Gosto de ir até a prateleira e voltar com um livro… e, dessa vez, foi Moby Dick que saltou para as minhas mãos. Já li esse livro incontáveis vezes ao longo dessa minha vida, contada em um punhado de anos, devidamente acumulados nos cantos da pele. Gosto imenso das sombras que ele desenha em minha superfície. Não sei se você sabe, mas o nome do café onde trabalha é uma homenagem ao senhor Starbuck, personagem desse romance, escrito por Herman Melville…

“Ainda podemos desistir, mesmo hoje sendo o terceiro dia.
Vê!

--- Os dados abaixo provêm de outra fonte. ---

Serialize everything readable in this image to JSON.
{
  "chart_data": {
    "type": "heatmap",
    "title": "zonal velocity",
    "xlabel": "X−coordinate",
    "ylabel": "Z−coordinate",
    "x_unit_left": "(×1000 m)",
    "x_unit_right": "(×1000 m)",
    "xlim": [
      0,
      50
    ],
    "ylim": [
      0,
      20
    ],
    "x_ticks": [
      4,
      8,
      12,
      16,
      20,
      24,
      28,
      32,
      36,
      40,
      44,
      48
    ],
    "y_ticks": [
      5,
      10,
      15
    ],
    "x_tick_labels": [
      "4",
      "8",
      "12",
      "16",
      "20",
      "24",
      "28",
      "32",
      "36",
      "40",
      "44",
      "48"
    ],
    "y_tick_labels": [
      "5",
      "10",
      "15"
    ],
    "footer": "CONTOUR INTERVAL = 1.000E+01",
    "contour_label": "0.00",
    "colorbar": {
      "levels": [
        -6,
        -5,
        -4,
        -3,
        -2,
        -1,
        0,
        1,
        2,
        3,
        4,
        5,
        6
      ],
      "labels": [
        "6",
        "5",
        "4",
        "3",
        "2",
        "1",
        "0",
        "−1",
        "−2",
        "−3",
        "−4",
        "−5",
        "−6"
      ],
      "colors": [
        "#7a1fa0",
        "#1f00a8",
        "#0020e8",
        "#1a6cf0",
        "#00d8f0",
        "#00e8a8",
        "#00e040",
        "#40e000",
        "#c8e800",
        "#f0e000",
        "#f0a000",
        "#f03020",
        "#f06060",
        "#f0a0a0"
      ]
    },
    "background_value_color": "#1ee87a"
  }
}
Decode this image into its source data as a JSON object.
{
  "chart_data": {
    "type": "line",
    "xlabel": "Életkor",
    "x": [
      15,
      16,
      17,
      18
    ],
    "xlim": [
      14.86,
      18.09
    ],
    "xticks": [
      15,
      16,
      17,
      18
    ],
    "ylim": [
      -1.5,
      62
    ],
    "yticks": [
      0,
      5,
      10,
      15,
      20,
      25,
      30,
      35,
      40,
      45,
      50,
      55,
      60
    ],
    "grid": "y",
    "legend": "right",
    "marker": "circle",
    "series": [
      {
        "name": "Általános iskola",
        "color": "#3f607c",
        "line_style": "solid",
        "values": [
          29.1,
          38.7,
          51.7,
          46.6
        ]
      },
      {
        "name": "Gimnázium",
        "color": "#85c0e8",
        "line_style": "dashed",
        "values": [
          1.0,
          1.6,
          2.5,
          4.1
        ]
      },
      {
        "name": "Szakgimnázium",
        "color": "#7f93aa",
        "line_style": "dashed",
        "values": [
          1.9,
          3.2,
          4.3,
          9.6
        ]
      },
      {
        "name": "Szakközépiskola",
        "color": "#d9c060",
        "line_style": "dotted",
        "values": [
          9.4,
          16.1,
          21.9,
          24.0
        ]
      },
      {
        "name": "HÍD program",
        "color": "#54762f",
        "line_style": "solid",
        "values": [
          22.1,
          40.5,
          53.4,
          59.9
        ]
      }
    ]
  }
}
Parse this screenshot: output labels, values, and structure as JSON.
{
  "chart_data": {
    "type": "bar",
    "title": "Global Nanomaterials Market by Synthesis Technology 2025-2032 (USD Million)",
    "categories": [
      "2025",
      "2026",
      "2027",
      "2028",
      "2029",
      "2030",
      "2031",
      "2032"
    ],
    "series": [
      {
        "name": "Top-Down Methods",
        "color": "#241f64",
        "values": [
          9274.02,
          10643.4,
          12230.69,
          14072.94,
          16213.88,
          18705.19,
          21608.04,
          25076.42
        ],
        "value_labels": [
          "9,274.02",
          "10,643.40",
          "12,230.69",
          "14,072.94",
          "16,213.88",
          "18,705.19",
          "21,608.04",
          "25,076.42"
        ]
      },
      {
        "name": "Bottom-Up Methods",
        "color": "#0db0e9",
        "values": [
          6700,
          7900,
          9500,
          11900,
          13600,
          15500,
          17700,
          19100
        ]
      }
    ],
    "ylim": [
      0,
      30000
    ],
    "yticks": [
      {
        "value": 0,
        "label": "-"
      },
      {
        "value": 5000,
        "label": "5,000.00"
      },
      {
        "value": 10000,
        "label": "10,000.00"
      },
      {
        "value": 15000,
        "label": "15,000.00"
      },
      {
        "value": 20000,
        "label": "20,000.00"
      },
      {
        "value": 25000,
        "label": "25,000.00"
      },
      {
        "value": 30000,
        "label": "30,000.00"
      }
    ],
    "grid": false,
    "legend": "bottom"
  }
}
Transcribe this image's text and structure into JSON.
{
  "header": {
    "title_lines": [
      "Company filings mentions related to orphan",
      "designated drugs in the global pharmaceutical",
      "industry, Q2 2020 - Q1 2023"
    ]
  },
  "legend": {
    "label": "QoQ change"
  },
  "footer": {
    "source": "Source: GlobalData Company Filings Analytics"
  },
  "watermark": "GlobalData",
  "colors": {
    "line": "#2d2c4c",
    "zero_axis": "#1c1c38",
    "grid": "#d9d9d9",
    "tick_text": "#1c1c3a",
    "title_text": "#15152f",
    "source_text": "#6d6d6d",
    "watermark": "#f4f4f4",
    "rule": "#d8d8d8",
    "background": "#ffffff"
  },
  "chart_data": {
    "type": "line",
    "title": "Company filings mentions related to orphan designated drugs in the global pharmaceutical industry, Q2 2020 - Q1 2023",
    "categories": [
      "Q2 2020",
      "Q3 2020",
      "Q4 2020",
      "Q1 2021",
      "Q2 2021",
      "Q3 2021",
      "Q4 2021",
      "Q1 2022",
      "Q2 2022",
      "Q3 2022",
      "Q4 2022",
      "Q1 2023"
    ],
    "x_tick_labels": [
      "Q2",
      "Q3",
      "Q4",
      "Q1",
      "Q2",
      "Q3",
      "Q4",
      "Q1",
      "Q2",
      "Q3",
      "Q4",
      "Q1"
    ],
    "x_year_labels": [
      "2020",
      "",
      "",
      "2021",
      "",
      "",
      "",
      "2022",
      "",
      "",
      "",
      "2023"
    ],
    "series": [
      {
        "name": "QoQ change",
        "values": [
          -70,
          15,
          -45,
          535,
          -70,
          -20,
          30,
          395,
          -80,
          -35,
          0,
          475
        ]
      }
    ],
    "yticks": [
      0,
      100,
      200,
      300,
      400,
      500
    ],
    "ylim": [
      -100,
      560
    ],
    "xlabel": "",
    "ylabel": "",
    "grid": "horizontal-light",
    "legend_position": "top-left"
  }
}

Moby Dick não te procura. És tu, que loucamente, busca por ele!”

Esse trecho me fez recordar a sua figura… em fuga, indo em direção as calçadas. Lembro-me de ter ficado alguns minutos a espiar seus movimentos de um lado ao outro… indócil e incrédula, a tragar pesado seu cigarro, como se esperasse algo diferente do que teve para si, em nosso breve encontro. Você falou de si… e eu fiz o que gosto de fazer… ouvi as palavras que soltava no ar num quase-sem-voz.

Depois que deixou comigo um abraço, rascunhei qualquer coisa sobre o momento numa folha de papel e guardei dentro de um livro… porque a minha escrita é sempre para depois. E, mesmo sem saber, você me brindou com promessas futuras, a mais preciosa de todas… a sua amizade — minha Moby Dick.